Brussel Spouts, Eggs and Bacon Breakfast Pan

May 16, 2017

This dish is like a melding of the minds - because who doesn't like a runny egg, crispy bacon and you've gotta add in some veggies, right? Brussel sprouts are the winner. Toss everything together, onto a baking sheet, add some eggs and call it breakfast! A one pan meal is the best, hands down, if you have anyone you want to sit and enjoy a meal with - or if you just want to sit down and enjoy your meal without fretting over that pile of dishes you just made in the process.

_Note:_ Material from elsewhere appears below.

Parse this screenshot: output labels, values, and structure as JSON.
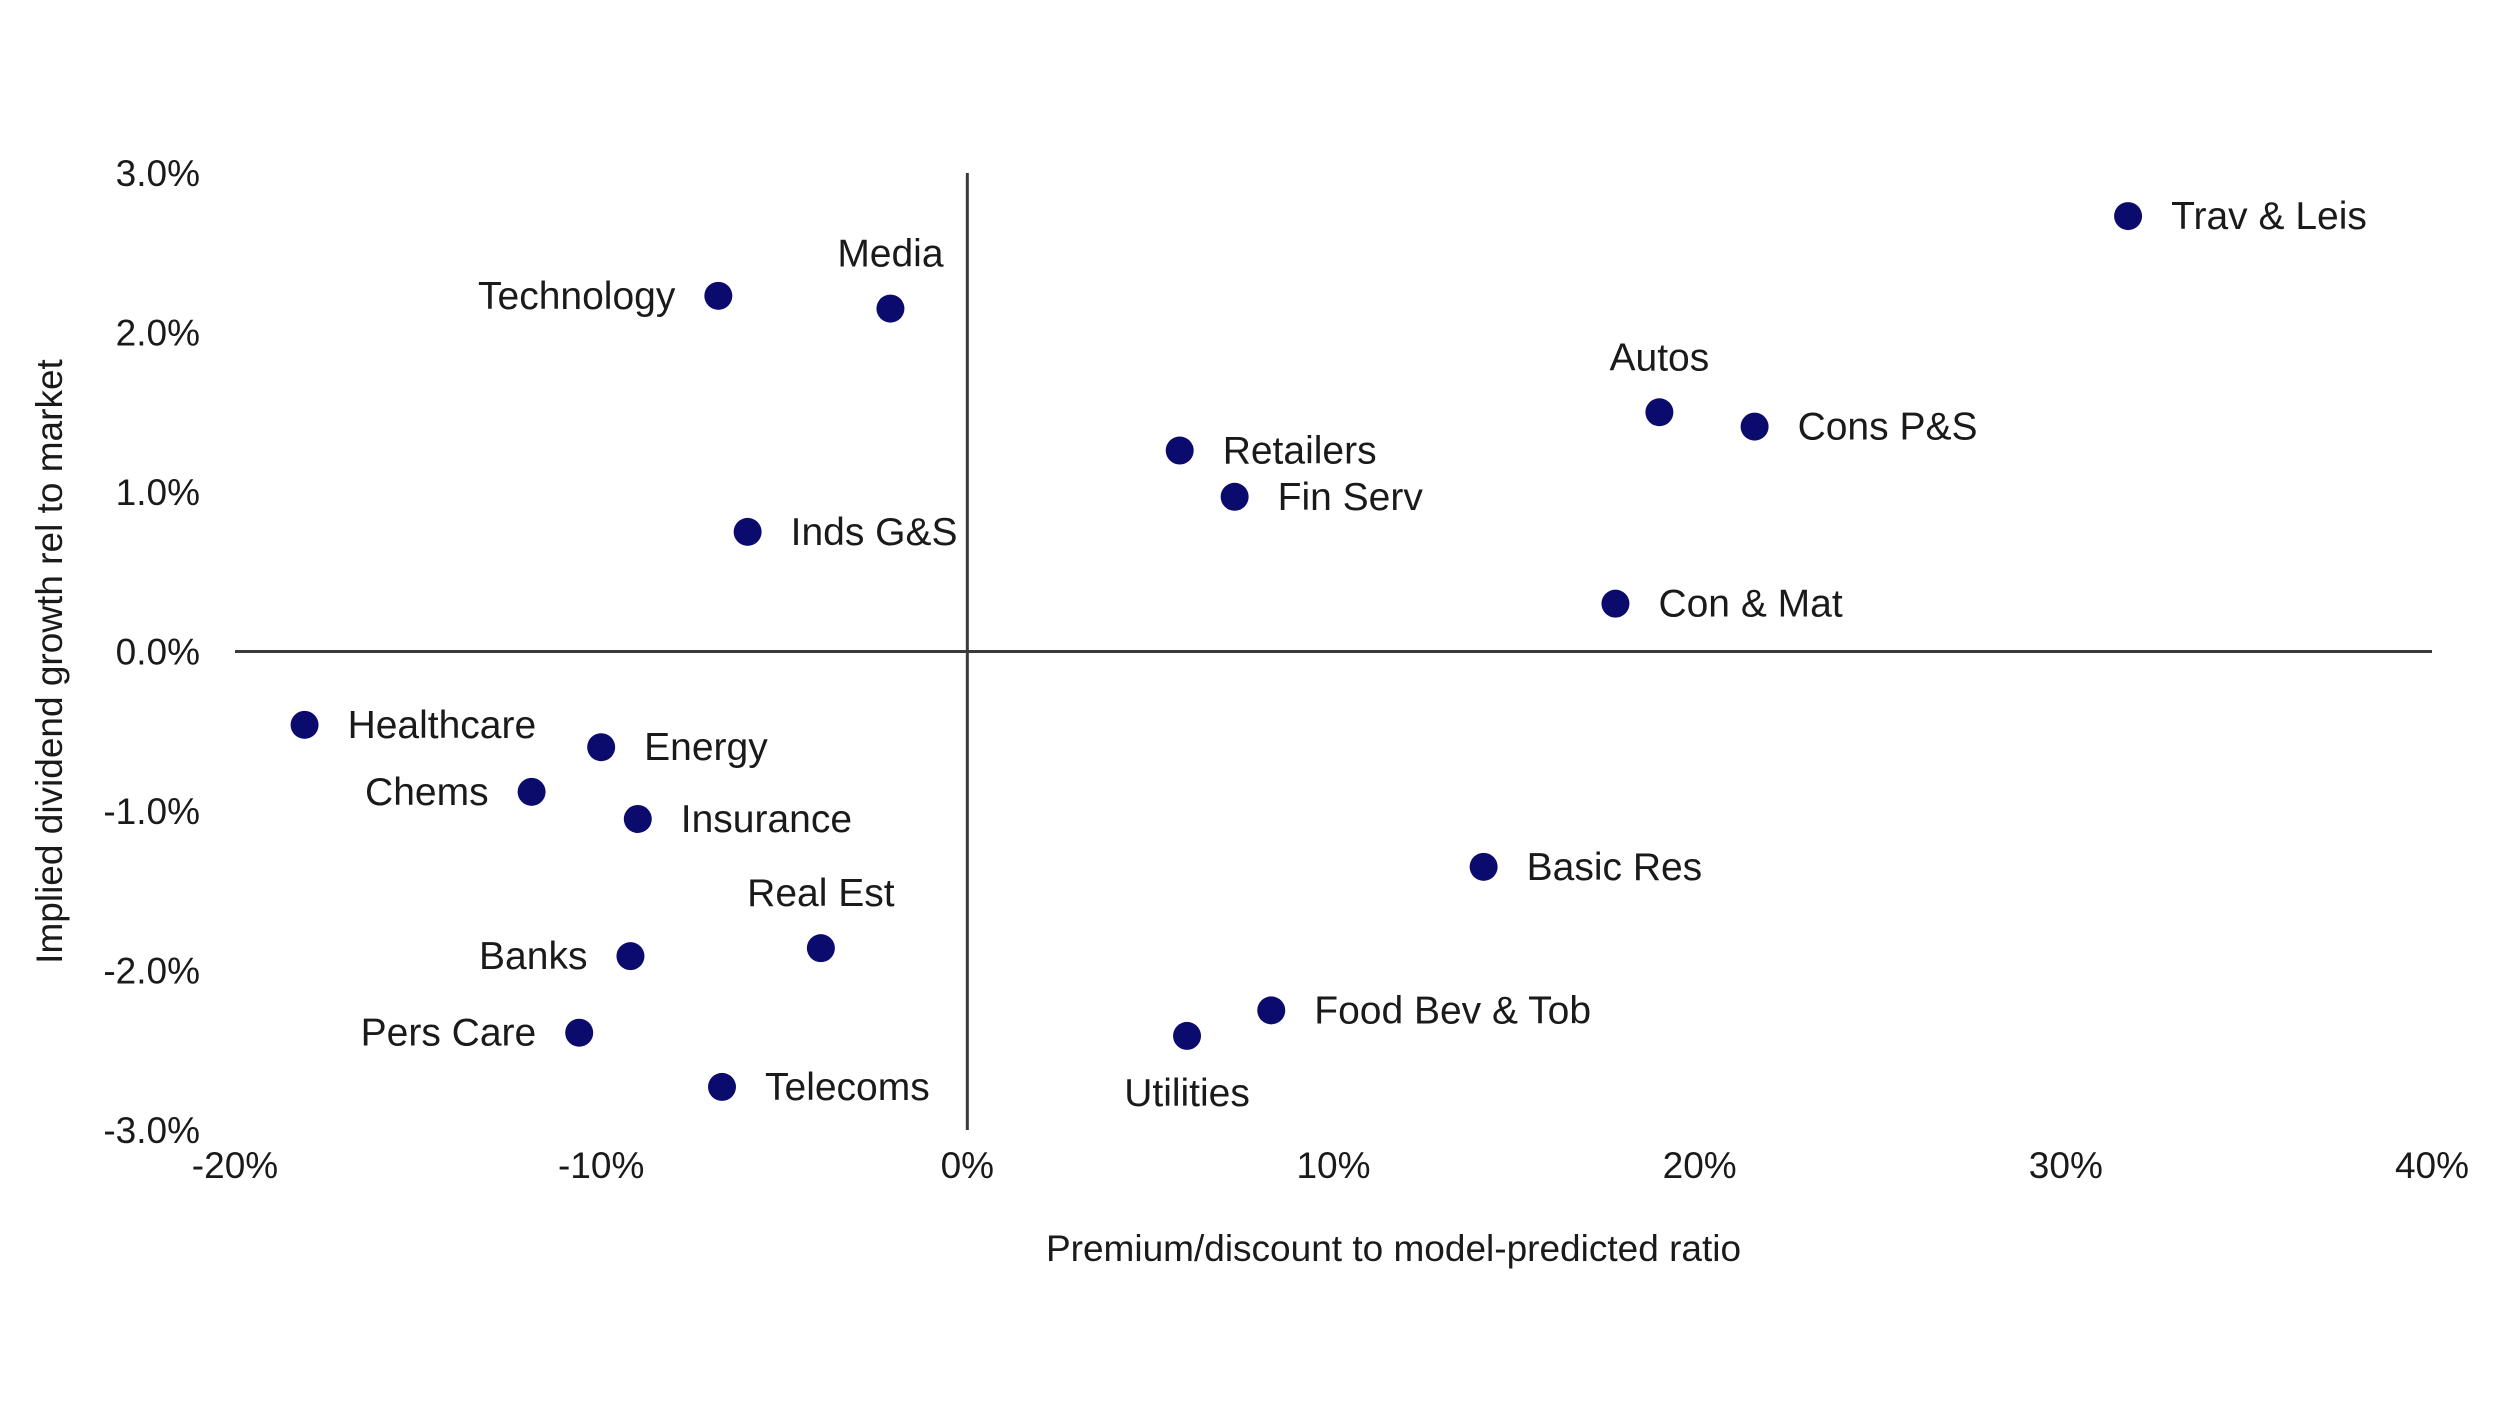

Give this one a try and let us know how you like it!

 

INGREDIENTS

  • 2 tablespoons balsamic vinegar
  • 1 tablespoon honey
  • 1 tablespoon olive oil
  • 2 cloves garlic, minced
  • Kosher salt and freshly ground black pepper, to taste
  • 2 pounds brussels sprouts, halved
  • 4 slices bacon, diced

FOR THE EGGS

  • 4 large eggs
  • 2 tablespoons freshly grated Parmesan
  • 1/4 teaspoon crushed red pepper flakes, or more, to taste
  • Kosher salt and freshly ground black pepper, to taste
  • 2 tablespoons chopped fresh chives

 

 

DIRECTIONS

  1. Preheat oven to 400 degrees F. Lightly oil a baking sheet or coat with nonstick spray.
  2. In a small bowl, whisk together balsamic vinegar, honey, olive oil and garlic; season with salt and pepper, to taste.
  3. Place brussels sprouts and bacon in a single layer onto the prepared baking sheet. Stir in balsamic vinegar mixture.
  4. Place into oven and bake for 10-12 minutes, or until tender.
  5. Remove from oven and create 4 wells, gently cracking the eggs throughout and keeping the yolk intact.
  6. Sprinkle eggs with Parmesan and red pepper flakes; season with salt and pepper, to taste.
  7. Place into oven and bake until the egg whites have set, an additional 7-9 minutes.
  8. Serve immediately, garnished with chives, if desired.